Marxism Is the Product of a Struggle for Political Freedom

It’s important to place the leading figures of Marxism in the context that shaped them. That context has to include the repressive state structures and extreme inequalities of Europe in the early 20th century, which made revolution seem inevitable.

Karl Marx (1818-1883), philosopher and German poli

Philosopher Karl Marx circa 1875. (Wikimedia Commons)


Christina Morina’s The Invention of Marxism contains a wealth of material on nine socialist intellectuals who Morina characterizes as key figures in the foundation of Marxism. The most recent trends in historical method inform the book, and it is based on considerable research in a wealth of printed sources in several languages as well as the archival treasures of the International Institute of Social History (IISH) in Amsterdam — if there is a heaven for historians of socialism, it is the IISH.

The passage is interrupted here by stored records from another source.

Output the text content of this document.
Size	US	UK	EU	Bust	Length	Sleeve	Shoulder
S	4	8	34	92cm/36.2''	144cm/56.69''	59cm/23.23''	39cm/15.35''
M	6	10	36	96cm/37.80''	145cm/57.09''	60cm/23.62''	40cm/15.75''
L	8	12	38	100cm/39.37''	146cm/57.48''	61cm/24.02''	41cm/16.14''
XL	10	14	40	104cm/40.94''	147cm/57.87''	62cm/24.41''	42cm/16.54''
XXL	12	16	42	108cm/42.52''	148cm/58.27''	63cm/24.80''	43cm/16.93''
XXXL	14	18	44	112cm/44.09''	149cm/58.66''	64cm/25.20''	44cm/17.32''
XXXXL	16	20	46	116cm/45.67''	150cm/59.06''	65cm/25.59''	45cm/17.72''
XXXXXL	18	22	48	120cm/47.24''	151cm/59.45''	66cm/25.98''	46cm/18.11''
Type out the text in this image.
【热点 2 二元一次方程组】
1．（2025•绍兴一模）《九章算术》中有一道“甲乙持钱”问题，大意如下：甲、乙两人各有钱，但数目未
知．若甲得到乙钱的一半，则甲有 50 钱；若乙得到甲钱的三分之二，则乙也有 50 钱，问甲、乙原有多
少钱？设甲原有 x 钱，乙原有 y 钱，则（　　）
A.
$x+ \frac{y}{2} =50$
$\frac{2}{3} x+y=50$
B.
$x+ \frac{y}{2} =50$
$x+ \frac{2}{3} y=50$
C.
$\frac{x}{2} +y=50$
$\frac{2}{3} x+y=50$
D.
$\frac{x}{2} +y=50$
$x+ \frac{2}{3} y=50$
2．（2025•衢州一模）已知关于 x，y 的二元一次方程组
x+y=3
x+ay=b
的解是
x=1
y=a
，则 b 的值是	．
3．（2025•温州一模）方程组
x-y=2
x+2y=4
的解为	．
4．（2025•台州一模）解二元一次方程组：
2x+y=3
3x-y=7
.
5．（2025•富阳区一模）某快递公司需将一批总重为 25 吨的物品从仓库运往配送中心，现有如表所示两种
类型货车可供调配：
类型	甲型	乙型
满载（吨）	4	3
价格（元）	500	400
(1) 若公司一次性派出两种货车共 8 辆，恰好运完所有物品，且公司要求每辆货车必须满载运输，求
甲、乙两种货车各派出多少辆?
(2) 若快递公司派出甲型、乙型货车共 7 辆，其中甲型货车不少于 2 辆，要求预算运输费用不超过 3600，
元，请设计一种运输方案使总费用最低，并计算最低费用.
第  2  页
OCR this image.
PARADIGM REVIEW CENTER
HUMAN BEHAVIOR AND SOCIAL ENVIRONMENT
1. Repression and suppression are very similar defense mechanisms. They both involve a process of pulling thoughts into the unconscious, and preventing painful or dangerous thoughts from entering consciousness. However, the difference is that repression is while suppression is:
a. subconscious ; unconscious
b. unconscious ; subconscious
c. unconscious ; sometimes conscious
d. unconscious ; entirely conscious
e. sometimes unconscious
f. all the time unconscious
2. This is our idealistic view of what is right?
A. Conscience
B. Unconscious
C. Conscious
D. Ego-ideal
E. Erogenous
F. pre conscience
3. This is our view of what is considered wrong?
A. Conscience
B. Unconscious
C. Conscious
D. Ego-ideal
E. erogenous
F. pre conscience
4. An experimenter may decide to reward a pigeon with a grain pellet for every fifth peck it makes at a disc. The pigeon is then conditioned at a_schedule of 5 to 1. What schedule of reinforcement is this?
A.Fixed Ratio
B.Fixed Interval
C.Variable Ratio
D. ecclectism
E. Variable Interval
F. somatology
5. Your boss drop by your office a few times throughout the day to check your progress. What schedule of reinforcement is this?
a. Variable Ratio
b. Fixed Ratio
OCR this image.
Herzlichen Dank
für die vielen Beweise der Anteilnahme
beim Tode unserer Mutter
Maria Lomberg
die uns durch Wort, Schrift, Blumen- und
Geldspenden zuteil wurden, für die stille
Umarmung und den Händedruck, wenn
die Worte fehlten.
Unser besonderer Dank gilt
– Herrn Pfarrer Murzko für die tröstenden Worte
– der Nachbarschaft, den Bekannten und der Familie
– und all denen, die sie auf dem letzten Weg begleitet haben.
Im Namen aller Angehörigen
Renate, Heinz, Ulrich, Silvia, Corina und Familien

The book is also highly readable and accessible, perhaps surprisingly so for a work that started life as a German professorial dissertation (credit also to the translator, Elizabeth Janik). The book’s German edition originally appeared in 2017.

Morina has selected nine individuals from four countries: Germany, Austria (or rather the Austro-Hungarian Empire), France, and Russia. The socialist intellectuals whose lives and pathways to embracing Marxism she reconstructs are Karl Kautsky, Eduard Bernstein, Rosa Luxemburg, Victor Adler, Jean Jaurès, Jules Guesde, Georgi Plekhanov, Vladimir Lenin, and Peter Struve.